Drone footage shows Ukrainian village reduced to ruins as residents flee Russian advance – Chicago Tribune

The Ukrainian village of Ocheretyne has been ravaged by fighting, according to drone footage obtained by The Associated Press. The village has been a target for Russian forces in the Donetsk region of eastern Ukraine.

Russian troops are advancing in the area, bombarding Kiev’s depleted forces with artillery, drones and bombs. The Ukrainian military has acknowledged that the Russians have gained a foothold in Ocheretyne, which had a population of about 3,000 before the war, but says fighting continues.

Residents have tried to flee the village, including a 98-year-old woman who last week walked almost 10 kilometers alone, in slippers and supported by a walking stick, until she reached the Ukrainian front line.

This drone footage obtained by The Associated Press shows the village of Ocheretyne, a target for Russian forces in the Donetsk region of eastern Ukraine. The Ukrainian military has acknowledged that the Russians have gained a foothold in Ocheretyne, which had a population of about 3,000 before the war, but says fighting continues. No people were visible in the footage and no building in Ocheretyne appeared to be unaffected by the fighting. (Kherson/Green via AP)

Not a single person can be seen in the footage and no building in Ocheretyne appears to have been untouched by the fighting. Most homes, apartment buildings and other buildings appear damaged beyond repair, with many destroyed in piles of wood and brick. A factory on the outskirts was also badly damaged.

The footage also shows smoke rising from several homes and fires burning in at least two buildings.

Elsewhere, Russia has stepped up attacks on Ukraine’s second-largest city, Kharkiv, in recent weeks in a bid to destroy the region’s energy infrastructure and terrorize its 1.3 million residents.

Four people were injured and a two-story civilian building was damaged and set on fire after Russian forces attacked Kharkiv, northeastern Ukraine, with exploding drones, regional governor Oleh Syniehubov said on Saturday.

The four, including a 13-year-old, were injured by falling debris, he said on the messaging app Telegram.

Russia’s state agency RIA reported on Saturday that Moscow’s armed forces had attacked a drone warehouse in Kharkov used by Ukrainian forces overnight, citing Sergei Lebedev, described as a coordinator of local pro-Moscow guerrillas . His comments could not be independently verified.

Syniehubov said Russia also bombed Kharkiv on Friday, damaging residential buildings and starting a fire. An 82-year-old woman was killed and two men were injured.

The Ukrainian military said Russia launched a total of 13 Shahed drones in the Kharkiv and Dnipropetrovsk regions of eastern Ukraine last night, all of which were shot down by Ukrainian air defenses.

Ukraine’s Energy Ministry said on Saturday that the overnight strikes damaged an electricity station in the Dnipropetrovsk region, briefly depriving households and businesses of power.

According to Serhii Lysak, the governor of the province, falling drone debris damaged unspecified “critical infrastructure” and three private houses, one of which caught fire. Two residents, a man and a woman, were rushed to hospital.

Russia’s Defense Ministry claimed early Saturday that its forces overnight shot down four US-supplied ATACMS long-range missiles over the Crimean peninsula, which Moscow illegally annexed from Ukraine in 2014. The ministry provided no further details.

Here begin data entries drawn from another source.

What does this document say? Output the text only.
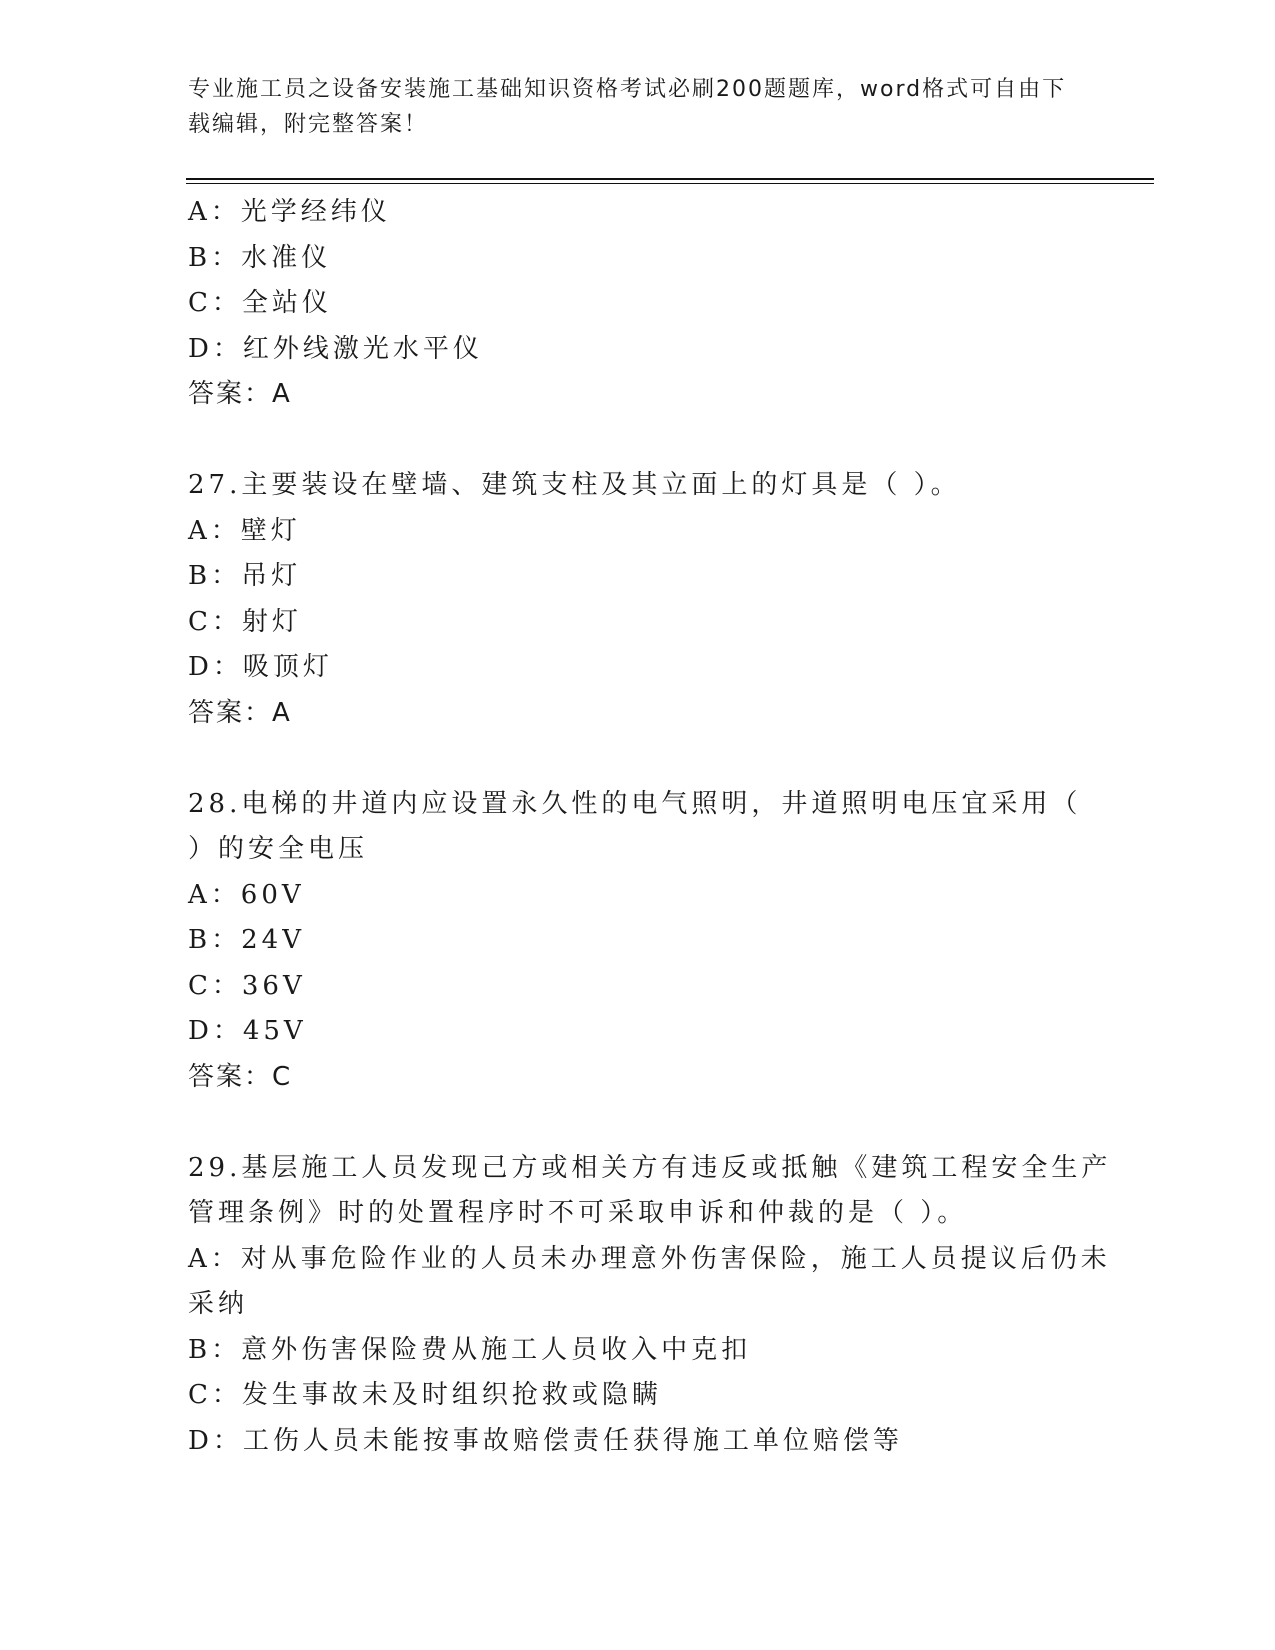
专业施工员之设备安装施工基础知识资格考试必刷200题题库，word格式可自由下载编辑，附完整答案！
A：光学经纬仪
B：水准仪
C：全站仪
D：红外线激光水平仪
答案：A
27.主要装设在壁墙、建筑支柱及其立面上的灯具是（ ）。
A：壁灯
B：吊灯
C：射灯
D：吸顶灯
答案：A
28.电梯的井道内应设置永久性的电气照明，井道照明电压宜采用（
）的安全电压
A：60V
B：24V
C：36V
D：45V
答案：C
29.基层施工人员发现己方或相关方有违反或抵触《建筑工程安全生产
管理条例》时的处置程序时不可采取申诉和仲裁的是（ ）。
A：对从事危险作业的人员未办理意外伤害保险，施工人员提议后仍未
采纳
B：意外伤害保险费从施工人员收入中克扣
C：发生事故未及时组织抢救或隐瞒
D：工伤人员未能按事故赔偿责任获得施工单位赔偿等
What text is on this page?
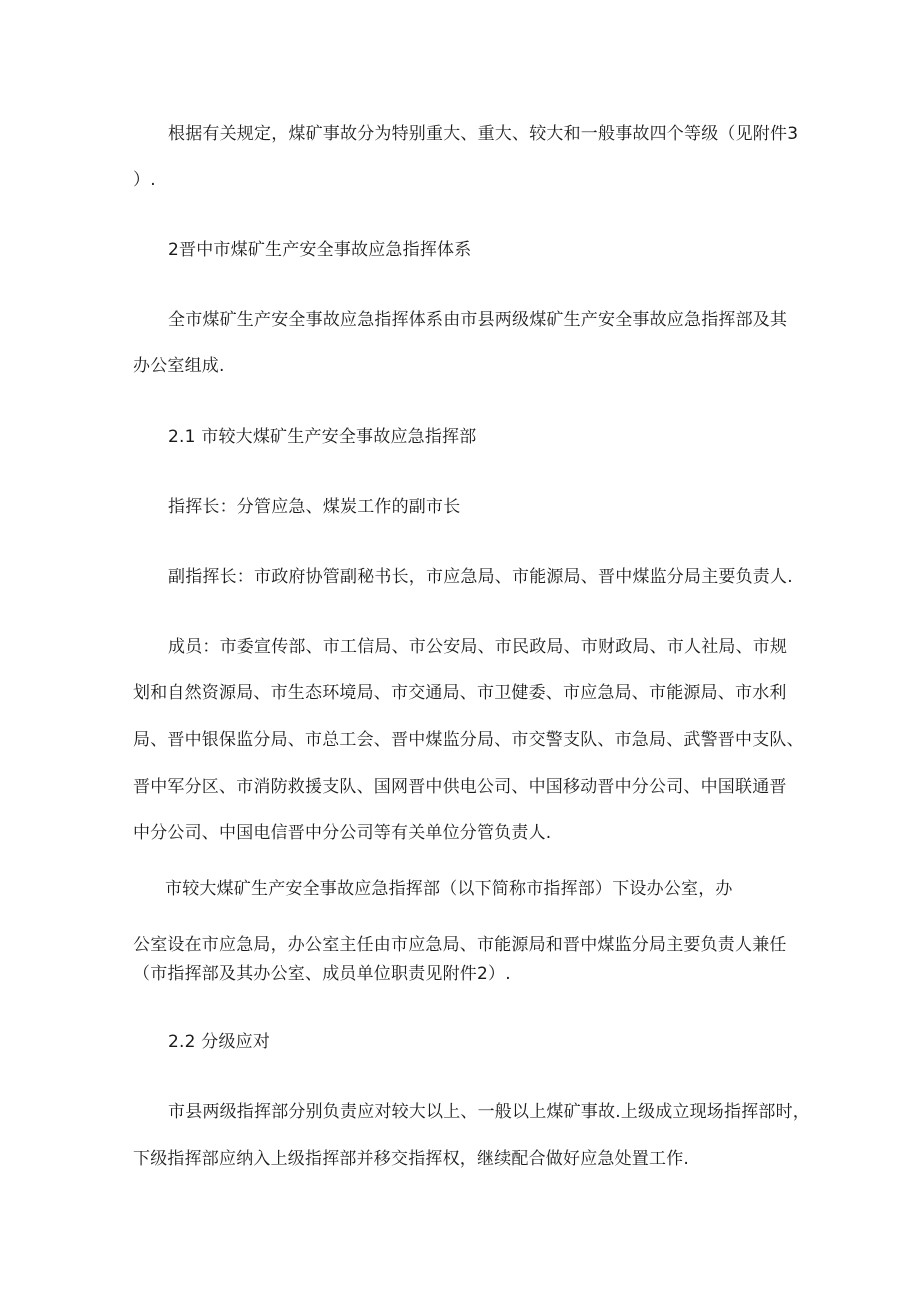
根据有关规定，煤矿事故分为特别重大、重大、较大和一般事故四个等级（见附件3
）.
2晋中市煤矿生产安全事故应急指挥体系
全市煤矿生产安全事故应急指挥体系由市县两级煤矿生产安全事故应急指挥部及其
办公室组成.
2.1 市较大煤矿生产安全事故应急指挥部
指挥长：分管应急、煤炭工作的副市长
副指挥长：市政府协管副秘书长，市应急局、市能源局、晋中煤监分局主要负责人.
成员：市委宣传部、市工信局、市公安局、市民政局、市财政局、市人社局、市规
划和自然资源局、市生态环境局、市交通局、市卫健委、市应急局、市能源局、市水利
局、晋中银保监分局、市总工会、晋中煤监分局、市交警支队、市急局、武警晋中支队、
晋中军分区、市消防救援支队、国网晋中供电公司、中国移动晋中分公司、中国联通晋
中分公司、中国电信晋中分公司等有关单位分管负责人.
市较大煤矿生产安全事故应急指挥部（以下简称市指挥部）下设办公室，办
公室设在市应急局，办公室主任由市应急局、市能源局和晋中煤监分局主要负责人兼任
（市指挥部及其办公室、成员单位职责见附件2）.
2.2 分级应对
市县两级指挥部分别负责应对较大以上、一般以上煤矿事故.上级成立现场指挥部时，
下级指挥部应纳入上级指挥部并移交指挥权，继续配合做好应急处置工作.
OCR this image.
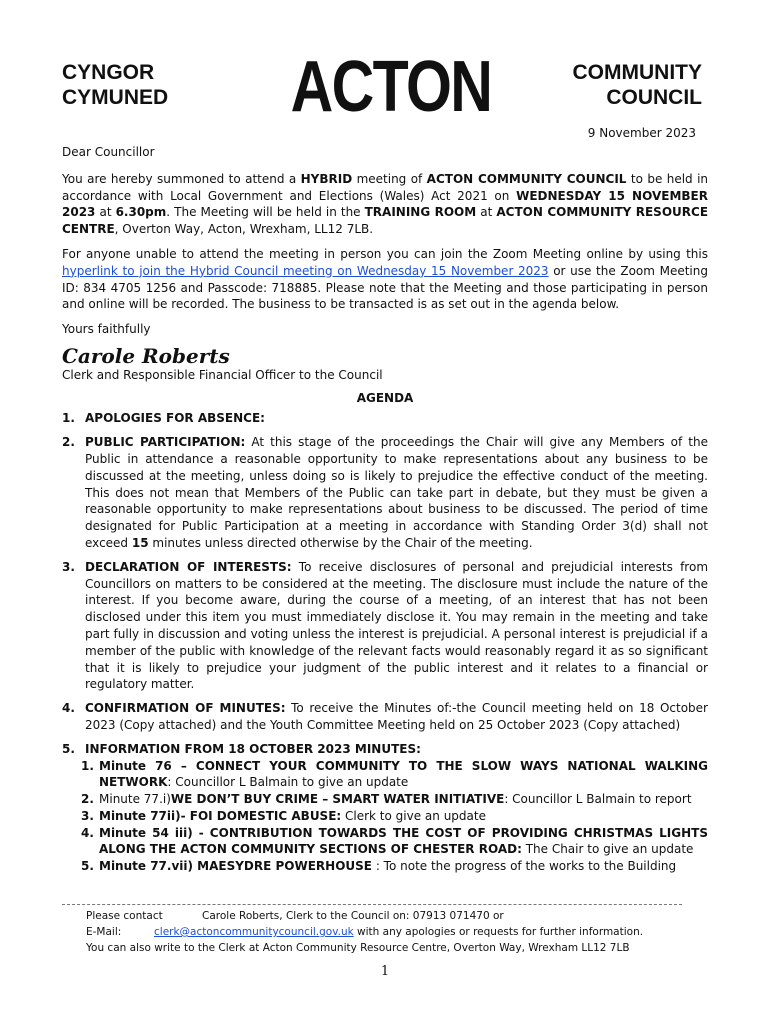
CYNGOR
CYMUNED ACTON	COMMUNITY
COUNCIL
9 November 2023

Dear Councillor

You are hereby summoned to attend a HYBRID meeting of ACTON COMMUNITY COUNCIL to be held in accordance with Local Government and Elections (Wales) Act 2021 on WEDNESDAY 15 NOVEMBER 2023 at 6.30pm. The Meeting will be held in the TRAINING ROOM at ACTON COMMUNITY RESOURCE CENTRE, Overton Way, Acton, Wrexham, LL12 7LB.

For anyone unable to attend the meeting in person you can join the Zoom Meeting online by using this hyperlink to join the Hybrid Council meeting on Wednesday 15 November 2023 or use the Zoom Meeting ID: 834 4705 1256 and Passcode: 718885. Please note that the Meeting and those participating in person and online will be recorded. The business to be transacted is as set out in the agenda below.

Yours faithfully

Carole Roberts
Clerk and Responsible Financial Officer to the Council
AGENDA
1. APOLOGIES FOR ABSENCE:
2. PUBLIC PARTICIPATION: At this stage of the proceedings the Chair will give any Members of the Public in attendance a reasonable opportunity to make representations about any business to be discussed at the meeting, unless doing so is likely to prejudice the effective conduct of the meeting. This does not mean that Members of the Public can take part in debate, but they must be given a reasonable opportunity to make representations about business to be discussed. The period of time designated for Public Participation at a meeting in accordance with Standing Order 3(d) shall not exceed 15 minutes unless directed otherwise by the Chair of the meeting.
3. DECLARATION OF INTERESTS: To receive disclosures of personal and prejudicial interests from Councillors on matters to be considered at the meeting. The disclosure must include the nature of the interest. If you become aware, during the course of a meeting, of an interest that has not been disclosed under this item you must immediately disclose it. You may remain in the meeting and take part fully in discussion and voting unless the interest is prejudicial. A personal interest is prejudicial if a member of the public with knowledge of the relevant facts would reasonably regard it as so significant that it is likely to prejudice your judgment of the public interest and it relates to a financial or regulatory matter.
4. CONFIRMATION OF MINUTES: To receive the Minutes of:-the Council meeting held on 18 October 2023 (Copy attached) and the Youth Committee Meeting held on 25 October 2023 (Copy attached)
5. INFORMATION FROM 18 OCTOBER 2023 MINUTES:
1. Minute 76 – CONNECT YOUR COMMUNITY TO THE SLOW WAYS NATIONAL WALKING NETWORK: Councillor L Balmain to give an update
2. Minute 77.i)WE DON’T BUY CRIME – SMART WATER INITIATIVE: Councillor L Balmain to report
3. Minute 77ii)- FOI DOMESTIC ABUSE: Clerk to give an update
4. Minute 54 iii) - CONTRIBUTION TOWARDS THE COST OF PROVIDING CHRISTMAS LIGHTS ALONG THE ACTON COMMUNITY SECTIONS OF CHESTER ROAD: The Chair to give an update
5. Minute 77.vii) MAESYDRE POWERHOUSE : To note the progress of the works to the Building
Please contact	Carole Roberts, Clerk to the Council on: 07913 071470 or
E-Mail:	clerk@actoncommunitycouncil.gov.uk with any apologies or requests for further information.
You can also write to the Clerk at Acton Community Resource Centre, Overton Way, Wrexham LL12 7LB
1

Ukraine recently began using the missiles, secretly supplied by the United States, to hit Russian-occupied areas, including a military airfield in Crimea and another area east of the occupied city of Berdyansk, U.S. officials said. officials last week.

The new missiles, long sought by Ukrainian leaders, will give Ukraine almost double the attack range – up to 300 kilometers (190 miles) – than it had with the mid-range version of the weapons it received from the US last October.

A Ukrainian drone also damaged telecommunications infrastructure on the outskirts of Belgorod, a Russian city about 50 kilometers from the Ukrainian border, the local governor said. Vyacheslav Gladkov did not say what the site was used for.